Захарченко прошел в противоположный от входа конец. Нагнувшись, выдернул один из «рыбинсов» и прислонил к боковой стене. Нащупал пальцами паз, поддел плитку – она здесь не была посажена на цементный раствор – отложил ее в сторонку. Туда же переместились еще несколько плиток. Затем он подцепил предусмотрительно захваченным сверху ножом выкрашенную под цвет бетона металлическую крышку, снял и ее. А вот и «нычка»: вмурованный в фундамент – дверкой вверх – непритязательный, но вполне надежный, с двадцатимиллиметровой стенкой и двумя механическими замками сейф времен позднего Брежнева…
Захарченко не удержался от соблазна: первым предметом, который он достал из чрева открытого им сейфа, оказался темно-вишневого окраса кейс. Щелкнули замки; внутри лежат аккуратные пачки денег – евро сотнями и полтинниками, а также доллары США в сотенных купюрах. Всего здесь – в переводе на баксы – около шестисот тысяч. Это примерно половина тех сумм, которые ему выплачивались в виде гонораров за его профессиональные услуги. А также то, что он исхитрился отщипнуть от выдававшихся ему и его людям налом средств со стороны тех, кто спонсировал различные аспекты происходящих нынче в Украине «революционных» перемен.
На какое-то время он замер, настороженно повернув голову в сторону открытой двери. Приглушенно, откуда-то издалека, послышался сердитый собачий лай. Похоже, это соседский Сирко? Через несколько секунд все затихло. Захарченко вытер ладонью лоб, покрытый липкой испариной. Нервы у него на пределе, могло и почудиться.
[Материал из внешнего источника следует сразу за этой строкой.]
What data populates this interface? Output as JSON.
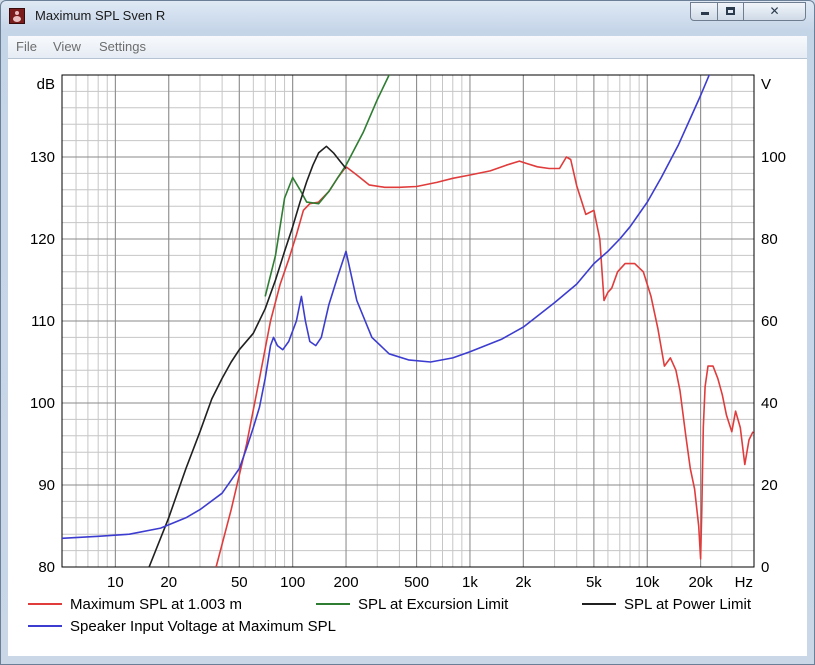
{
  "window": {
    "title": "Maximum SPL Sven R"
  },
  "menu": {
    "items": [
      "File",
      "View",
      "Settings"
    ]
  },
  "colors": {
    "red": "#e03c3c",
    "green": "#2e7d32",
    "black": "#202020",
    "blue": "#3c3cd0",
    "grid_major": "#8a8a8a",
    "grid_minor": "#c6c6c6"
  },
  "icons": {
    "app": "speaker-icon",
    "minimize": "minimize-icon",
    "maximize": "maximize-icon",
    "close": "close-icon"
  },
  "chart_data": {
    "type": "line",
    "xscale": "log",
    "xlim": [
      5,
      40000
    ],
    "ylim": [
      80,
      140
    ],
    "y2lim": [
      0,
      120
    ],
    "ylabel": "dB",
    "y2label": "V",
    "xunit": "Hz",
    "x_ticks": [
      {
        "v": 10,
        "label": "10"
      },
      {
        "v": 20,
        "label": "20"
      },
      {
        "v": 50,
        "label": "50"
      },
      {
        "v": 100,
        "label": "100"
      },
      {
        "v": 200,
        "label": "200"
      },
      {
        "v": 500,
        "label": "500"
      },
      {
        "v": 1000,
        "label": "1k"
      },
      {
        "v": 2000,
        "label": "2k"
      },
      {
        "v": 5000,
        "label": "5k"
      },
      {
        "v": 10000,
        "label": "10k"
      },
      {
        "v": 20000,
        "label": "20k"
      }
    ],
    "y_ticks": [
      80,
      90,
      100,
      110,
      120,
      130
    ],
    "y2_ticks": [
      0,
      20,
      40,
      60,
      80,
      100
    ],
    "grid": true,
    "legend_position": "bottom",
    "series": [
      {
        "name": "Maximum SPL at 1.003 m",
        "axis": "left",
        "color": "#e03c3c",
        "x": [
          37,
          45,
          55,
          65,
          75,
          85,
          95,
          105,
          115,
          125,
          140,
          160,
          180,
          200,
          230,
          270,
          330,
          400,
          500,
          650,
          800,
          1000,
          1300,
          1600,
          1900,
          2100,
          2400,
          2800,
          3200,
          3500,
          3700,
          4000,
          4500,
          5000,
          5400,
          5700,
          6000,
          6300,
          6800,
          7500,
          8500,
          9500,
          10500,
          11500,
          12500,
          13500,
          14500,
          15300,
          16500,
          17500,
          18500,
          19500,
          20000,
          20300,
          20700,
          21200,
          22000,
          23500,
          25000,
          26500,
          28000,
          30000,
          31500,
          33500,
          35500,
          37500,
          39500
        ],
        "y": [
          80,
          87,
          95,
          103,
          110,
          114.5,
          117.5,
          120.5,
          123.5,
          124.3,
          124.5,
          125.8,
          127.5,
          128.8,
          127.8,
          126.6,
          126.3,
          126.3,
          126.4,
          126.9,
          127.4,
          127.8,
          128.3,
          129,
          129.5,
          129.2,
          128.8,
          128.6,
          128.6,
          130,
          129.7,
          126.5,
          123,
          123.5,
          120,
          112.5,
          113.5,
          114,
          116,
          117,
          117,
          116,
          113,
          109,
          104.5,
          105.5,
          104,
          101.5,
          96,
          92,
          89.5,
          85,
          81,
          87,
          97,
          102,
          104.5,
          104.5,
          103,
          101,
          98.5,
          96.5,
          99,
          97,
          92.5,
          95.5,
          96.5
        ]
      },
      {
        "name": "SPL at Excursion Limit",
        "axis": "left",
        "color": "#2e7d32",
        "x": [
          70,
          80,
          90,
          100,
          110,
          120,
          140,
          160,
          180,
          200,
          250,
          300,
          350,
          400
        ],
        "y": [
          113,
          118,
          125,
          127.5,
          126,
          124.5,
          124.3,
          125.8,
          127.5,
          129,
          133,
          137,
          140,
          142
        ]
      },
      {
        "name": "SPL at Power Limit",
        "axis": "left",
        "color": "#202020",
        "x": [
          15.5,
          20,
          25,
          30,
          35,
          40,
          45,
          50,
          60,
          70,
          80,
          90,
          100,
          110,
          120,
          130,
          140,
          155,
          170,
          185,
          200
        ],
        "y": [
          80,
          86,
          92,
          96.5,
          100.5,
          103,
          105,
          106.5,
          108.5,
          111.5,
          115,
          118.5,
          121.5,
          124.5,
          127,
          129,
          130.5,
          131.3,
          130.5,
          129.5,
          128.6
        ]
      },
      {
        "name": "Speaker Input Voltage at Maximum SPL",
        "axis": "right",
        "color": "#3c3cd0",
        "x": [
          5,
          8,
          12,
          18,
          25,
          30,
          40,
          50,
          55,
          60,
          65,
          70,
          75,
          78,
          82,
          88,
          95,
          105,
          112,
          118,
          125,
          135,
          145,
          160,
          180,
          200,
          230,
          280,
          350,
          450,
          600,
          800,
          1000,
          1500,
          2000,
          3000,
          4000,
          5000,
          6000,
          7000,
          8000,
          10000,
          12000,
          15000,
          20000,
          25000
        ],
        "y": [
          7,
          7.5,
          8,
          9.5,
          12,
          14,
          18,
          24,
          29,
          34,
          39,
          46,
          54,
          56,
          54,
          53,
          55,
          60,
          66,
          60,
          55,
          54,
          56,
          64,
          71,
          77,
          65,
          56,
          52,
          50.5,
          50,
          51,
          52.5,
          55.5,
          58.5,
          64.5,
          69,
          74,
          77,
          80,
          83,
          89,
          95,
          103,
          115,
          125
        ]
      }
    ]
  }
}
Там же, в кейсе, хранится «барсетка», а в ней запасной загранпаспорт на другую фамилию, но с его фотографией. Примерно полгода тому назад, когда он перешел из Главного управления СБУ по Киеву и области в полуофициальное Агентство региональной безопасности (структура эта тесно связана с людьми, нынче возглавляющими украинский нефтегазовый гигант, и не только), Захарченко обновил свой «резервный» комплект документов и затем «легализовал», проведя «новоделы» через республиканские базы данных.